Germán Palomo García

Leí en la prensa local dos comentarios que preocupan y reiteran la posición de muchos huilenses sobre la presencia de inversionistas foráneos en determinadas actividades. Uno, se refería a un contrato celebrado entre el municipio de Palermo y una firma con sede en Barranquilla para el manejo de los trámites del tránsito en esta ciudad por 25 años. No pretendo defender al alcalde cuestionado sino a hacer notar que el mensaje principal se refería a que “los costeños” estaban llenando sus bolsillos y los huilenses contribuyendo a ello. Lo primero que debe analizarse es por qué “los costeños” obtuvieron el contrato. Si lo lograron en limpia competencia o fue producto de artimañas, por lo general, asociadas a estas negociaciones. Porque no se puede cuestionar que otros participantes de regiones distintas al Huila vengan a promover negocios en el departamento cuando normalmente la necesidad de atraer capital foráneo es una necesidad. Este es otro punto por revisar. ¿Terminamos exportando capital propio en lugar de atraer el foráneo? Las experiencias en esta clase de operaciones no han sido buenas y cabe la pregunta ¿Por qué actividades aparentemente sencillas no se adjudican en franca lid a empresas locales? ¿No existen?

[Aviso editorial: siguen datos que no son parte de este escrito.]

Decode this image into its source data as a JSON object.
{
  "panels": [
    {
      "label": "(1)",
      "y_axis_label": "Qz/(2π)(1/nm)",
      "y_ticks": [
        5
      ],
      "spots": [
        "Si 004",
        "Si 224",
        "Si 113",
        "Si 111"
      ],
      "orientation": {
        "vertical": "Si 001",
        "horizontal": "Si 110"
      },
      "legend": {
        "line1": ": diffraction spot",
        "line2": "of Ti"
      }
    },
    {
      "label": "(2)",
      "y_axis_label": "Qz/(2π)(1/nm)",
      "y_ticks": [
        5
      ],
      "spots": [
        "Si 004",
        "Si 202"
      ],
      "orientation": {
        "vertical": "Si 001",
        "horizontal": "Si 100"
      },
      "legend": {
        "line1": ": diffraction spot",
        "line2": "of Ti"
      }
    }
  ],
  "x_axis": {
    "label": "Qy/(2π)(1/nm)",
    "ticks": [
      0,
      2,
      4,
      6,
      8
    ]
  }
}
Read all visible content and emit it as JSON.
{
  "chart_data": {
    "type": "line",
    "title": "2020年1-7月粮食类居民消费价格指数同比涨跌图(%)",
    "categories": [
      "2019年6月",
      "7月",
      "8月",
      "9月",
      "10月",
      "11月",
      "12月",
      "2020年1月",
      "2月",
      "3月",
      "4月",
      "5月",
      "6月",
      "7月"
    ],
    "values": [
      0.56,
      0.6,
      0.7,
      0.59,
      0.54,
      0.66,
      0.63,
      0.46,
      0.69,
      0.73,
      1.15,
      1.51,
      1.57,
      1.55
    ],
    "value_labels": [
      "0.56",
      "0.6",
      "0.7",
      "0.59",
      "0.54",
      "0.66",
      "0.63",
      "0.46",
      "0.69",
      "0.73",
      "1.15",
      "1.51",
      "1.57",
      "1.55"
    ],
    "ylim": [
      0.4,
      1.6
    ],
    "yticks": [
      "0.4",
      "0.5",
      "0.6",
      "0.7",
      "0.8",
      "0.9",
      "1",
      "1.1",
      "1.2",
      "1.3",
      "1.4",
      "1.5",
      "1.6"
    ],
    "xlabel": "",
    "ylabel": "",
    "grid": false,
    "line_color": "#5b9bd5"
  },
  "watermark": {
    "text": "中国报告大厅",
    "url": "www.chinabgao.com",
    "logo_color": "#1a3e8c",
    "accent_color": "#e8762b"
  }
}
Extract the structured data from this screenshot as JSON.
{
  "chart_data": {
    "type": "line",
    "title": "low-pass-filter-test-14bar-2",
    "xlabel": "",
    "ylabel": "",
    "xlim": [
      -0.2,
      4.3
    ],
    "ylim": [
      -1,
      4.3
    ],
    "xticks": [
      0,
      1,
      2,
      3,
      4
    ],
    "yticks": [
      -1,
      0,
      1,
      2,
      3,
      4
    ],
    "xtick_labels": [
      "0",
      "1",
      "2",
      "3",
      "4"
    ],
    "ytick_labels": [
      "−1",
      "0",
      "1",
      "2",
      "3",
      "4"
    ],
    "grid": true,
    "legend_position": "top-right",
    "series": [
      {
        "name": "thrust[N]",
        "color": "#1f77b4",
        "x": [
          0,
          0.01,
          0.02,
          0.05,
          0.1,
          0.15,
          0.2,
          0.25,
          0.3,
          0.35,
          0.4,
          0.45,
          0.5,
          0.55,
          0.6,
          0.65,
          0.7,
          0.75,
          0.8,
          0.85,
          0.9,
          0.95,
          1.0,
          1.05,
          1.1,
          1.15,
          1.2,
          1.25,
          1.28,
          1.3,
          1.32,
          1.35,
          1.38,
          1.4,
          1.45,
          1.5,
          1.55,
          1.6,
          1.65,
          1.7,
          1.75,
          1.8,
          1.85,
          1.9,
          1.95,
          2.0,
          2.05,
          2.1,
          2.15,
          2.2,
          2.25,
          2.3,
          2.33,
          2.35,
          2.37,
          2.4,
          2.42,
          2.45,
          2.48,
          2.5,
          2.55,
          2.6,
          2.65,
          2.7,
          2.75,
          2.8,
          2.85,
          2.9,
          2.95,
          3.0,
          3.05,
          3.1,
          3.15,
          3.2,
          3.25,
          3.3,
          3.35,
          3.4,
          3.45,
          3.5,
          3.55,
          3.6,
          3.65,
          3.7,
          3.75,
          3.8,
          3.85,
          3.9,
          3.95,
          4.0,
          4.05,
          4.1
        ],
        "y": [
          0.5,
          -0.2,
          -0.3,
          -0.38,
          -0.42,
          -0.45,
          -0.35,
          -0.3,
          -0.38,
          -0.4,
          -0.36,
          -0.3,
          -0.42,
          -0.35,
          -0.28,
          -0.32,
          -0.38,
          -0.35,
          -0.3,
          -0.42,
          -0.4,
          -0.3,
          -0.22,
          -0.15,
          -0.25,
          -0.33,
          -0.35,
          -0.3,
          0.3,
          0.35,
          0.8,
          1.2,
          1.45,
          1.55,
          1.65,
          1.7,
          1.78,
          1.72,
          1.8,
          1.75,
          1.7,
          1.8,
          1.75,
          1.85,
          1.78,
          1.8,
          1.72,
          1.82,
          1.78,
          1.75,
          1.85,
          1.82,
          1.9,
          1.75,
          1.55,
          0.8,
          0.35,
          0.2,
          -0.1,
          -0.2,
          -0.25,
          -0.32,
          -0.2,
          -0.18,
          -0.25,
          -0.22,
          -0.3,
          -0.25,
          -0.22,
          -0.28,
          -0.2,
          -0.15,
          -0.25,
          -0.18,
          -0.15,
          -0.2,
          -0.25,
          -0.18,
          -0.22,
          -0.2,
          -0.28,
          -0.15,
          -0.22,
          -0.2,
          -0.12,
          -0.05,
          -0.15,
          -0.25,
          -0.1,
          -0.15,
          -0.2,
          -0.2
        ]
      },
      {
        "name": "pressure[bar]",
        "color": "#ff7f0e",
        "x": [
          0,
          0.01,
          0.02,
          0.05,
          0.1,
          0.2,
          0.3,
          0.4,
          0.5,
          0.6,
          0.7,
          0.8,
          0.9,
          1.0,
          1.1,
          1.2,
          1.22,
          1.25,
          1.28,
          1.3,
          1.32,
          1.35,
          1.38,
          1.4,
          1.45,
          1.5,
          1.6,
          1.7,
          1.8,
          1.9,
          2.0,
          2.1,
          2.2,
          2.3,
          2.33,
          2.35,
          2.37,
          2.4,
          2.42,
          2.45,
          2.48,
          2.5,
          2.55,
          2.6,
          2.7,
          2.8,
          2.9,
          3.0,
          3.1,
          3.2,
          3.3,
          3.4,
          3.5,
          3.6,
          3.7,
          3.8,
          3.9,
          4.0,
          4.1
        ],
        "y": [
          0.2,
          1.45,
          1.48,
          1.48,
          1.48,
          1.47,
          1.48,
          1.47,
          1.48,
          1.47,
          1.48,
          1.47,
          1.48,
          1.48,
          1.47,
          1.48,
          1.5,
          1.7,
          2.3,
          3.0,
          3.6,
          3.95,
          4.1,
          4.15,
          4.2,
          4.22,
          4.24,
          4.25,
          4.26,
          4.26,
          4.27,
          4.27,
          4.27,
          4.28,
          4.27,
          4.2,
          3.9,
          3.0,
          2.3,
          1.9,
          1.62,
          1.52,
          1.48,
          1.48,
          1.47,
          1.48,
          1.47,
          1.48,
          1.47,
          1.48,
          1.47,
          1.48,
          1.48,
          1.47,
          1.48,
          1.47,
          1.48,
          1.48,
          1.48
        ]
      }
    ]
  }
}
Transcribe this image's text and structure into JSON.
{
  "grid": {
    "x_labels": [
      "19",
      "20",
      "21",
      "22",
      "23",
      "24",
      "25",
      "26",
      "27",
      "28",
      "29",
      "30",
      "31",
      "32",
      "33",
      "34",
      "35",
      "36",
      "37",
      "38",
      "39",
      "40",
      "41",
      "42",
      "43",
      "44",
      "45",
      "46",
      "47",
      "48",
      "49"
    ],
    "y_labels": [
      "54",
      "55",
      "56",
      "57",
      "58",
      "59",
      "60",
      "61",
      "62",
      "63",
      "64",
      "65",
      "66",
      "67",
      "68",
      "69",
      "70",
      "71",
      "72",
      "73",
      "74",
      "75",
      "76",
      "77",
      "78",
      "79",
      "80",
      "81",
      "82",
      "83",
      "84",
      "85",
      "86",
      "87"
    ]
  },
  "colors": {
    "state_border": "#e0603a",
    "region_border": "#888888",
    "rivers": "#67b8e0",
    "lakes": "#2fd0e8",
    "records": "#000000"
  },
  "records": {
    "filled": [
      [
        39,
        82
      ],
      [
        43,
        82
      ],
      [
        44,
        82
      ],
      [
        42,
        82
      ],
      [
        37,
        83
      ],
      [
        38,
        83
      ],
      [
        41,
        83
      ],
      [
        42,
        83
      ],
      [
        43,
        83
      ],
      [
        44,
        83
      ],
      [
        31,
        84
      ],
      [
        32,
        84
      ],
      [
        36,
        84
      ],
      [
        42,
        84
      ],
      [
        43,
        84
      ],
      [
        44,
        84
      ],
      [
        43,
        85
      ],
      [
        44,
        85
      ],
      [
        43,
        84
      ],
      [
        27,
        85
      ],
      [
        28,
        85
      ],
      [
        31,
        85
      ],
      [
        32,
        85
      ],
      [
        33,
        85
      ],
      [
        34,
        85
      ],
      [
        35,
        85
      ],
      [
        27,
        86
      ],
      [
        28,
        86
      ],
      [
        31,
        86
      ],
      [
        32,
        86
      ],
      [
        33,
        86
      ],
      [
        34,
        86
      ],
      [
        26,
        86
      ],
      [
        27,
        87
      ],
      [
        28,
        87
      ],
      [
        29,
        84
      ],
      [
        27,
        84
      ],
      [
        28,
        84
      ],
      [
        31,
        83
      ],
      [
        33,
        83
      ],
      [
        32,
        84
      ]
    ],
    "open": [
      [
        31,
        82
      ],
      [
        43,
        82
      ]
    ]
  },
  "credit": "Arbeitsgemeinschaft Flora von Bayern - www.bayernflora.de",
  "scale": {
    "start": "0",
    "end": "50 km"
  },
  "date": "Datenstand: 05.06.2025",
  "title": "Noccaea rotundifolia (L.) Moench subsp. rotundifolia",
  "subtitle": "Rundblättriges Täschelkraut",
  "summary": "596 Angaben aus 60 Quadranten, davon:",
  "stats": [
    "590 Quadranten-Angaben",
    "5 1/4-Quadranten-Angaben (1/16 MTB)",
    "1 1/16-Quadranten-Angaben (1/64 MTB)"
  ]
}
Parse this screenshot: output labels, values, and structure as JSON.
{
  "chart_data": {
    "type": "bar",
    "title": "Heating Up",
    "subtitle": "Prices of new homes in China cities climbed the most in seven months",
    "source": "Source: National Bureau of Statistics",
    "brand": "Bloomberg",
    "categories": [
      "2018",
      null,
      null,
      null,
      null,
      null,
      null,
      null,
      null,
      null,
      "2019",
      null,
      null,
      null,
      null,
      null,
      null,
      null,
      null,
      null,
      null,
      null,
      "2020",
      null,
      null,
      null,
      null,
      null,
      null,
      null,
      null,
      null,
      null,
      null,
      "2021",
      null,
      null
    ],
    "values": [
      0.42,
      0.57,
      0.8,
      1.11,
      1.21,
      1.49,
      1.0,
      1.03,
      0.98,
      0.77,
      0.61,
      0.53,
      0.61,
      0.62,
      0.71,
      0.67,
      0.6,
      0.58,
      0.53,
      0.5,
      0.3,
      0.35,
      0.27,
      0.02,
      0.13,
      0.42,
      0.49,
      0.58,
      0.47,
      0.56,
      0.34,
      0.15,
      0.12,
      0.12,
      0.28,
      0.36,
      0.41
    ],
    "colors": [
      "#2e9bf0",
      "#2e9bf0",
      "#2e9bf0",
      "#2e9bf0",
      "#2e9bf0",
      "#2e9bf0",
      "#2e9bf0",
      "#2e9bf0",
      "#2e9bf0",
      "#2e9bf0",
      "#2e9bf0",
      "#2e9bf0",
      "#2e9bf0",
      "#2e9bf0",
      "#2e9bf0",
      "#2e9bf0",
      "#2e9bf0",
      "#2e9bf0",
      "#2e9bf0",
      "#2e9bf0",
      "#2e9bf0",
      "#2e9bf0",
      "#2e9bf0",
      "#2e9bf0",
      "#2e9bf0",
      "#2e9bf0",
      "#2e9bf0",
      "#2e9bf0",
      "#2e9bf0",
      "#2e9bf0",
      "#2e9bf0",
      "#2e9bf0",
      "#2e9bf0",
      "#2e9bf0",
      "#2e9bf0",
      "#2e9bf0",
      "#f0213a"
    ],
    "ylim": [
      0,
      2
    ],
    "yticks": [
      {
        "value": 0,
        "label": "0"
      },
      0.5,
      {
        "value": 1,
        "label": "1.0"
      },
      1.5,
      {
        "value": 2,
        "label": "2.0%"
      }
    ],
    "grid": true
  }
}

El segundo comentario se refiere a la actual situación del municipio de Yaguará por cuenta de la reducción de visitantes y la ausencia de actividades agropecuarias por culpa del embalse de Betania que sacó de producción tierras de alta productividad sin posibilidades de recuperación o sustitución. Resulta extraño que 32 años después de entrar en operación la Central Hidroeléctrica de Betania aún se argumente que por culpa de esta, Yaguará no progresa pues su sector agropecuario está deprimido. Quiero recordarle al Huila y a Yaguará especialmente que Guatapé, en Antioquia, era un municipio 100% agropecuario y se convirtió hoy en un importante destino turístico porque desarrolló este sector. En cambio, con muy pocas excepciones, aquí no se ha aprovechado el embalse para el turismo náutico; La oferta de equipos para ello es muy pequeña y, por lo general, privada. El fenómeno del niño es una coyuntura que no explica totalmente la realidad de este precioso municipio. La respuesta está en, como lo he dicho, pasar de la planeación a la acción y tener mente abierta para entender que tenemos que cambiar en la forma de ver las oportunidades. Los cambios ocurren a diario y si no nos preparamos  para asimilarlos y seguimos pensando lo mismo, produciremos lo mismo.